Ce scénario catastrophe s'est peut-être reproduit dans les années 2010, en Savoie. Après l'arrestation à l'automne 2017 de l'ancien militaire Nordahl Lelandais - il a avoué l'assassinat de la petite Maëlys de Araujo, en août 2017, puis celui d' Arthur Noyer, un jeune homme vraisemblablement pris en stop, en avril 2017 -, une cellule de gendarmerie a rouvert des dizaines de dossiers de disparitions non résolues.

Adeline Morin, une autre victime du deuil blanc, a ainsi retrouvé un espoir ténu. Elle se souvient avec émotion de son frère Jean-Christophe Morin. « C'était un garçon qui se cherchait. Il était arrivé en Haute-Savoie en 2009, et ne trouvait pas de travail. Il s'est peu à peu marginalisé, vivant de petites missions en intérim. » Jean-Christophe, 22 ans, dormait dans un camion aménagé dans le village de Sallanches.

Le soir du 10 septembre 2011, il part avec des amis assister au festival de musique électronique Eléments, organisé tous les ans au fort de Tamié, un site isolé en montagne. Un témoin le voit une dernière fois vers 3 heures du matin, « l'air inquiet », expliquant que quelqu'un veut « lui faire du mal ». Son sac à dos est retrouvé près d'un container à ordures. L'enquête ouverte par le parquet d'Albertville pour « disparition inquiétante » semble s'être arrêtée là. Les deux téléphones de Jean-Christophe, laissés derrière lui, n'ont pas été saisis pour exploitation. La famille Morin a édité à ses frais un avis de recherche, mené des battues dans le secteur, et installé une tente pour recueillir des témoignages sur le site du festival, l'année suivante, en septembre 2012.

Au même moment, le 8 septembre 2012, un autre homme, Ahmed Hamadou, 45 ans, se volatilise dans des circonstances similaires. Refoulé à l'entrée du festival, Ahmed repart à pied avec l'intention apparente de faire du stop. Cinq jours plus tard, sa sœur Farida signale sa disparition au commissariat de Chambéry. Elle affirme avoir très vite parlé aux policiers du troublant précédent de Jean-Christophe Morin. On lui aurait répondu : « N'allez pas vous faire des films. » Il semble qu'il n'y ait pas eu de véritable enquête.

Après l'interpellation de Lelandais, un duo d'avocats parisiens spécialistes de ce type de dossiers, Didier Seban et Corinne Herrmann, a obtenu pour ces deux disparus l'ouverture d'informations judiciaires. Ils ont découvert un enregistrement vidéo pris par un témoin sur le site du festival, en 2012, qui montre un homme ressemblant à Lelandais. Il est apparu, en outre, que les deux disparus pouvaient connaître le tueur, qui habitait non loin de là et revendait habituellement des drogues, une activité courante sur le festival. Corinne Herrmann soupire : « C'est une histoire classique, avec deux entités administratives, Albertville et Chambéry, qui ne communiquent peut-être pas, des personnes dont on se soucie peu parce qu'elles sont liées à un festival où circulent des drogues et qu'on privilégie aussitôt l'hypothèse de l'accident, des enquêtes trop vite classées sans que des vérifications élémentaires soient réalisées... »

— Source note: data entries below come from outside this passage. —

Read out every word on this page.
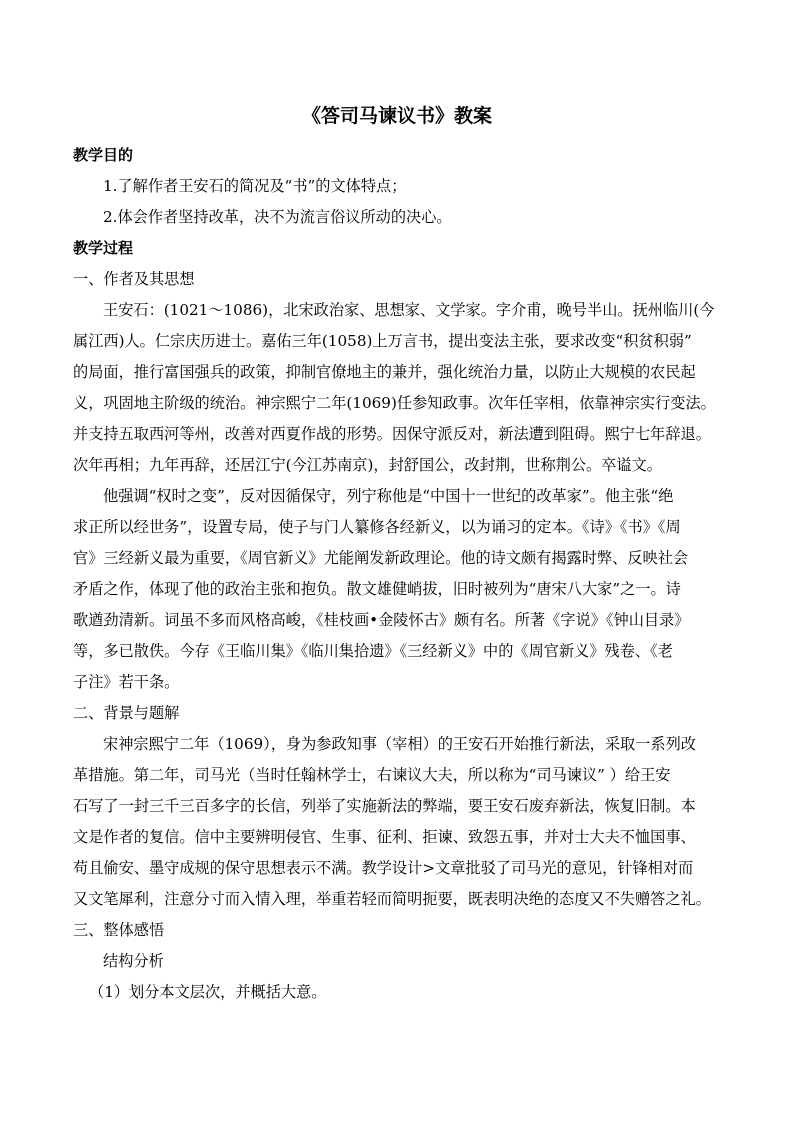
《答司马谏议书》教案
教学目的
1.了解作者王安石的简况及“书”的文体特点；
2.体会作者坚持改革，决不为流言俗议所动的决心。
教学过程
一、作者及其思想
王安石：(1021～1086)，北宋政治家、思想家、文学家。字介甫，晚号半山。抚州临川(今
属江西)人。仁宗庆历进士。嘉佑三年(1058)上万言书，提出变法主张，要求改变“积贫积弱”
的局面，推行富国强兵的政策，抑制官僚地主的兼并，强化统治力量，以防止大规模的农民起
义，巩固地主阶级的统治。神宗熙宁二年(1069)任参知政事。次年任宰相，依靠神宗实行变法。
并支持五取西河等州，改善对西夏作战的形势。因保守派反对，新法遭到阻碍。熙宁七年辞退。
次年再相；九年再辞，还居江宁(今江苏南京)，封舒国公，改封荆，世称荆公。卒谥文。
他强调“权时之变”，反对因循保守，列宁称他是“中国十一世纪的改革家”。他主张“绝
求正所以经世务”，设置专局，使子与门人纂修各经新义，以为诵习的定本。《诗》《书》《周
官》三经新义最为重要，《周官新义》尤能阐发新政理论。他的诗文颇有揭露时弊、反映社会
矛盾之作，体现了他的政治主张和抱负。散文雄健峭拔，旧时被列为“唐宋八大家”之一。诗
歌遒劲清新。词虽不多而风格高峻，《桂枝画•金陵怀古》颇有名。所著《字说》《钟山目录》
等，多已散佚。今存《王临川集》《临川集拾遗》《三经新义》中的《周官新义》残卷、《老
子注》若干条。
二、背景与题解
宋神宗熙宁二年（1069），身为参政知事（宰相）的王安石开始推行新法，采取一系列改
革措施。第二年，司马光（当时任翰林学士，右谏议大夫，所以称为“司马谏议” ）给王安
石写了一封三千三百多字的长信，列举了实施新法的弊端，要王安石废弃新法，恢复旧制。本
文是作者的复信。信中主要辨明侵官、生事、征利、拒谏、致怨五事，并对士大夫不恤国事、
苟且偷安、墨守成规的保守思想表示不满。教学设计>文章批驳了司马光的意见，针锋相对而
又文笔犀利，注意分寸而入情入理，举重若轻而简明扼要，既表明决绝的态度又不失赠答之礼。
三、整体感悟
结构分析
（1）划分本文层次，并概括大意。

Créer un statut « disparu volontaire majeur »

Le choc du dossier Lelandais a remis en lumière les travers du système face aux disparitions. C'est pourquoi le procureur Dallest, l'une des autorités judiciaires en la matière, a entamé, en octobre, au ministère de la Justice, des discussions informelles avec policiers, gendarmes et avocats à propos des « crimes complexes » (dont font partie les disparitions), pour en améliorer le traitement. Aujourd'hui, la notion de disparition « inquiétante » n'est pas définie, et comme la procédure « recherche dans l'intérêt des familles » a été supprimée en 2013, beaucoup de « vraies » disparitions ne font parfois l'objet d'aucune diligence.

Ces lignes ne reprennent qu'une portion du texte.